In his new book Money, Bank Credit and Economic Cycles, Jesus Huerta De Soto does a masterful job of explaining the origins and pitfalls of fiat money. He makes the observation that “We could liken banks' creation of money through credit expansion to the opening of Pandora's box.” This is the dangerous box from Greek mythology that once opened, unleashed plague, sorrow and poverty on mankind. This is a particularly fitting metaphor since most of the statist plagues that currently inflict us are only made possible by the massive amounts of wealth our rulers siphon unseen from the private sector by simply shaking the money tree.
It is wealth, or in other words production, which does not grow on trees despite all the statist attempts to make us believe otherwise. There is no philosopher's stone and even if there were it could not produce wealth. Paper is not wealth. Gold is not wealth. Nature does not accept either. She accepts only that which conforms to her laws. Nowhere in the halls of power will ever be found the ability to repeal the law of scarcity or to cause the earth to yield its bounty without constant effort on our part. Nature will not be cheated, and if it seems that we have succeeded in doing so it is only because the consequences are lying in wait, just out of sight.

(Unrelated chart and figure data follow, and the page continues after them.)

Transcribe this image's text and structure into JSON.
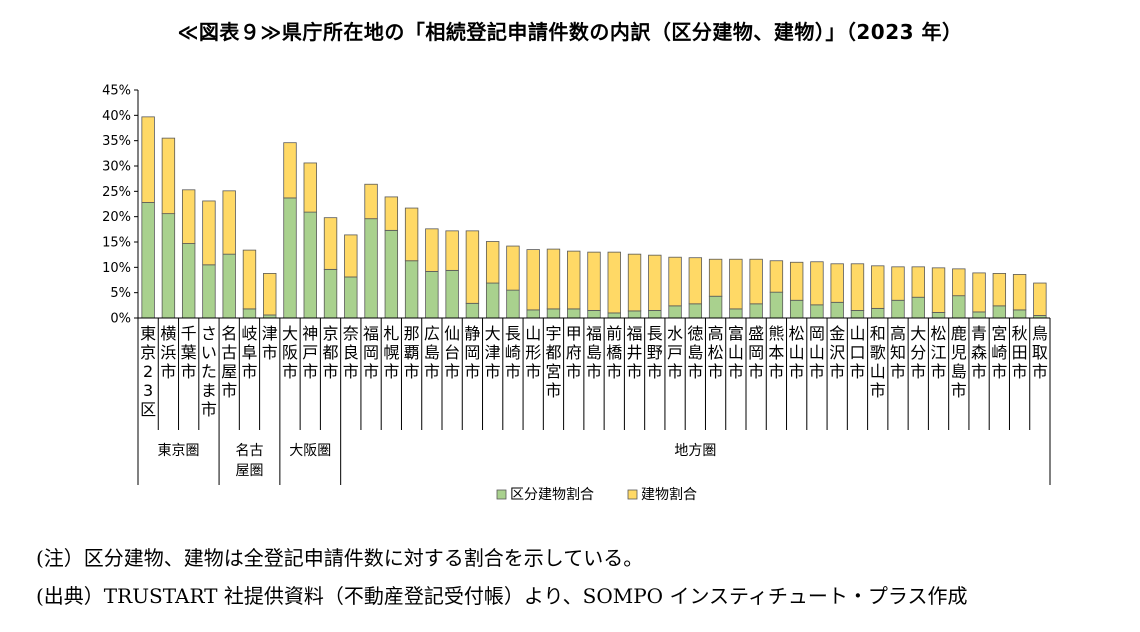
{
  "title": "≪図表９≫県庁所在地の「相続登記申請件数の内訳（区分建物、建物）」（2023 年）",
  "note": "(注）区分建物、建物は全登記申請件数に対する割合を示している。",
  "source": "(出典）TRUSTART 社提供資料（不動産登記受付帳）より、SOMPO インスティチュート・プラス作成",
  "colors": {
    "kubun": "#a9d18e",
    "tatemono": "#ffd966",
    "border": "#595959"
  },
  "chart_data": {
    "type": "bar",
    "stacked": true,
    "categories": [
      "東京23区",
      "横浜市",
      "千葉市",
      "さいたま市",
      "名古屋市",
      "岐阜市",
      "津市",
      "大阪市",
      "神戸市",
      "京都市",
      "奈良市",
      "福岡市",
      "札幌市",
      "那覇市",
      "広島市",
      "仙台市",
      "静岡市",
      "大津市",
      "長崎市",
      "山形市",
      "宇都宮市",
      "甲府市",
      "福島市",
      "前橋市",
      "福井市",
      "長野市",
      "水戸市",
      "徳島市",
      "高松市",
      "富山市",
      "盛岡市",
      "熊本市",
      "松山市",
      "岡山市",
      "金沢市",
      "山口市",
      "和歌山市",
      "高知市",
      "大分市",
      "松江市",
      "鹿児島市",
      "青森市",
      "宮崎市",
      "秋田市",
      "鳥取市"
    ],
    "series": [
      {
        "name": "区分建物割合",
        "color": "#a9d18e",
        "values": [
          22.8,
          20.6,
          14.7,
          10.5,
          12.6,
          1.8,
          0.6,
          23.7,
          20.9,
          9.6,
          8.1,
          19.6,
          17.3,
          11.3,
          9.2,
          9.4,
          2.9,
          6.9,
          5.5,
          1.6,
          1.8,
          1.8,
          1.5,
          1.0,
          1.4,
          1.5,
          2.4,
          2.8,
          4.3,
          1.8,
          2.8,
          5.1,
          3.5,
          2.6,
          3.1,
          1.5,
          1.9,
          3.5,
          4.1,
          1.1,
          4.4,
          1.2,
          2.4,
          1.6,
          0.5
        ]
      },
      {
        "name": "建物割合",
        "color": "#ffd966",
        "values": [
          16.9,
          14.9,
          10.6,
          12.6,
          12.5,
          11.6,
          8.2,
          10.9,
          9.7,
          10.2,
          8.3,
          6.8,
          6.6,
          10.4,
          8.4,
          7.8,
          14.3,
          8.2,
          8.7,
          11.9,
          11.8,
          11.4,
          11.5,
          12.0,
          11.2,
          10.9,
          9.6,
          9.1,
          7.3,
          9.8,
          8.8,
          6.2,
          7.5,
          8.5,
          7.6,
          9.2,
          8.4,
          6.6,
          6.0,
          8.8,
          5.3,
          7.7,
          6.4,
          7.0,
          6.4
        ]
      }
    ],
    "ylim": [
      0,
      45
    ],
    "yticks": [
      "45%",
      "40%",
      "35%",
      "30%",
      "25%",
      "20%",
      "15%",
      "10%",
      "5%",
      "0%"
    ],
    "groups": [
      {
        "label": "東京圏",
        "count": 4
      },
      {
        "label": "名古屋圏",
        "count": 3
      },
      {
        "label": "大阪圏",
        "count": 3
      },
      {
        "label": "地方圏",
        "count": 35
      }
    ],
    "legend_position": "bottom"
  }
}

In his essay entitled Compensation, Ralph Waldo Emerson wrote the following. “Life invests itself with inevitable conditions, which the unwise seek to dodge… If he escapes them in one part, they attack him in another more vital part. If he has escaped them in form, and in the appearance, it is because he has resisted his life, and fled from himself, and the retribution is so much death. …It would seem, there is always this vindictive circumstance stealing in at unawares, even into the wild poesy in which the human fancy attempted to make bold holiday, and to shake itself free of the old laws, –this back-stroke, this kick of the gun, certifying that the law is fatal; that in nature nothing can be given, all things are sold… If [the] price is not paid, not that thing but something else is obtained… it is impossible to get any thing without its price.”
The world has been sold the idea of government-managed fiat money as a means to prosperity. We have been sold the idea that there really is a money tree that will shade us from the effects of the business cycle and provide us with eternal affluence and greater material equality. We have been paying for these delusions ever since, and we will keep paying. But the final price for this transaction has yet to be reckoned. At some point we will be forced to realize that we have not been sold the thing we had hoped for, but in the words of Emerson, "something else is obtained." If left unchecked, the price for that something else may well be the very civilization that generations have strived so hard to build.
The most powerful form of theft and slavery ever devised has been placed in the hands of villains and demagogues. With it they vastly redistribute income, wage destructive wars all over the globe and wreak havoc on social relations. They do all this from behind a shroud of Keynesian legitimacy and this is where we must strike them. Mises taught that, "In the long run even the most despotic governments with all their brutality and cruelty are no match for ideas." Neither is all the paper money they are capable of printing. If the ideas of liberty and sound money were to flourish as they once did, the state and its printing presses could be rendered impotent. And that is something worth working towards.